Factoring polynomials is a fundamental skill in algebra that allows us to simplify complex expressions. This process involves breaking down a polynomial into the product of its factors, which can often make solving equations and simplifying expressions much easier.
When dealing with polynomials, look for common patterns like the difference of squares. For example, in the expression \( b^2 - 9 \), recognize that this is a difference of squares, written as \((b^2) - (3^2)\). This can be factored into \((b - 3)(b + 3)\).
Other factoring techniques include finding the greatest common factor or applying special formulas for perfect square trinomials or sum and difference of cubes. Mastery of these techniques is crucial for simplifying algebraic expressions and solving equations effectively.

Simplifying fractions, especially those with algebraic expressions, involves reducing the fraction to its simplest form. This is achieved by canceling out common factors between the numerator and the denominator.
When you have factored forms in the numerator and the denominator, check for any expressions common to both. For example, in the expression \( \frac{6}{(b-3)(b+3)} \cdot \frac{b+3}{2b+4} \), the \(b+3\) terms appear in both a numerator and a denominator. They can be canceled, resulting in a simpler product.
Always look for opportunities to factor further, as seen with \(2b+4\) which simplifies to \(2(b+2)\). This step is crucial for reducing the algebraic fractions fully. It's important to perform this step with care, ensuring that no potential simplifications are overlooked.
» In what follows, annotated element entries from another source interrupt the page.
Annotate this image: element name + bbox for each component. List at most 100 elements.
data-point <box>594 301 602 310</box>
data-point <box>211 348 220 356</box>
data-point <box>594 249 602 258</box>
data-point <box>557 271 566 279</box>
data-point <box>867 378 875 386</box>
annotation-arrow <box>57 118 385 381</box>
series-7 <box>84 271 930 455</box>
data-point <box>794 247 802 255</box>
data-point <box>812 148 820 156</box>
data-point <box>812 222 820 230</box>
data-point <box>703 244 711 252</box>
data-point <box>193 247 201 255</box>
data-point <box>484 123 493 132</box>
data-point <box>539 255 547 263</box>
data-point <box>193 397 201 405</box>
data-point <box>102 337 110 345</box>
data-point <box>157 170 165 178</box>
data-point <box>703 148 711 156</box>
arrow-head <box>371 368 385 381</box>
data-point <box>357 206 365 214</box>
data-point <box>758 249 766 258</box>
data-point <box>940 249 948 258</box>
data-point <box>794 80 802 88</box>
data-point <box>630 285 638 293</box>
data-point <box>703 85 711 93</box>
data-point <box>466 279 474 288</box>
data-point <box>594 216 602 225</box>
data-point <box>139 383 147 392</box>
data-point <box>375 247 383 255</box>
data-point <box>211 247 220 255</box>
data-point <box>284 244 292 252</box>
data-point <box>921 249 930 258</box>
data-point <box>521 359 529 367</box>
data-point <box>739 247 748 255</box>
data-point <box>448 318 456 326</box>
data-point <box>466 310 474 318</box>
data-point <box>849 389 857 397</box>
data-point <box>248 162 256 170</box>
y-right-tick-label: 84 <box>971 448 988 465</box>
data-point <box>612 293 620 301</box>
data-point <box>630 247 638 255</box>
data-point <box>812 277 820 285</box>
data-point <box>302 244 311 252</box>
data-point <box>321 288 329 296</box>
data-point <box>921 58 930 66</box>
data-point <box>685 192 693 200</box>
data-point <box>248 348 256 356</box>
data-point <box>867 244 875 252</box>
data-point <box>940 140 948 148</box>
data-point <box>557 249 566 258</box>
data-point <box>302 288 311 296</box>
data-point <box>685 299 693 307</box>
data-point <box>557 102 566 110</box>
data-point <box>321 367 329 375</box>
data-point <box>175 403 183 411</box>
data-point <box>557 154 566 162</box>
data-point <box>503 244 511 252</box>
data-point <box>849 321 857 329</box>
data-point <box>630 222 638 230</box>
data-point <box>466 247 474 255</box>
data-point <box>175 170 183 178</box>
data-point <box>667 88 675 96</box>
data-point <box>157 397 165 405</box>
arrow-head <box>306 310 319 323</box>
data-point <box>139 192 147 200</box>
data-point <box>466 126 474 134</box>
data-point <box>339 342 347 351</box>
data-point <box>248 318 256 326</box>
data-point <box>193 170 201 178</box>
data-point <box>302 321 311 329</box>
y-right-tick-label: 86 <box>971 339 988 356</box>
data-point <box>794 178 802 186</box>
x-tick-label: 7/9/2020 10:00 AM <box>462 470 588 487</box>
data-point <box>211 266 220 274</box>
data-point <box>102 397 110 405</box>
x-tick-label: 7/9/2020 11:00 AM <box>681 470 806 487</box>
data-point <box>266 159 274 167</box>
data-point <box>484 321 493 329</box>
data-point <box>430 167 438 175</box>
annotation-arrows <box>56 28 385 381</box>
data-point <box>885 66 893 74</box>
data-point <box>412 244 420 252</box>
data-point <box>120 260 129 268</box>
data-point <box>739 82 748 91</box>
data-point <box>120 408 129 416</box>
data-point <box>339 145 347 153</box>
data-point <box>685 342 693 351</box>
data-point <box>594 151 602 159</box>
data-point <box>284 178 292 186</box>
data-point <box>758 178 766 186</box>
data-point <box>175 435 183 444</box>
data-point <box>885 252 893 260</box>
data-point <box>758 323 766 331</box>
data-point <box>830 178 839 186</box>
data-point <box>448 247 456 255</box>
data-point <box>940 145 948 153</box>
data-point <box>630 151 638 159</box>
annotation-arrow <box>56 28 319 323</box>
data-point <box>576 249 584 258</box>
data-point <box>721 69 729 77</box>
Algebraic operations are mathematical procedures used to manipulate expressions and solve equations. These include addition, subtraction, multiplication, and division. When dealing with rational expressions, you apply these operations similarly to regular numbers, but with added steps due to the variables and expressions involved.
In multiplication of rational expressions, you first factor and cancel out any common terms, as seen in the example of multiplying \(\frac{6}{(b-3)(b+3)}\) by \(\frac{b+3}{2b+4}\). After simplifying, perform the multiplication: multiply the remaining numerators together and the denominators together.
Remember to periodically review your work, as each step in the operations can present opportunities to simplify further. The goal is to end with a fully simplified expression like \(\frac{3}{(b-3)(b+2)}\), and understanding these operations can significantly enhance your ability to work with rational expressions overall.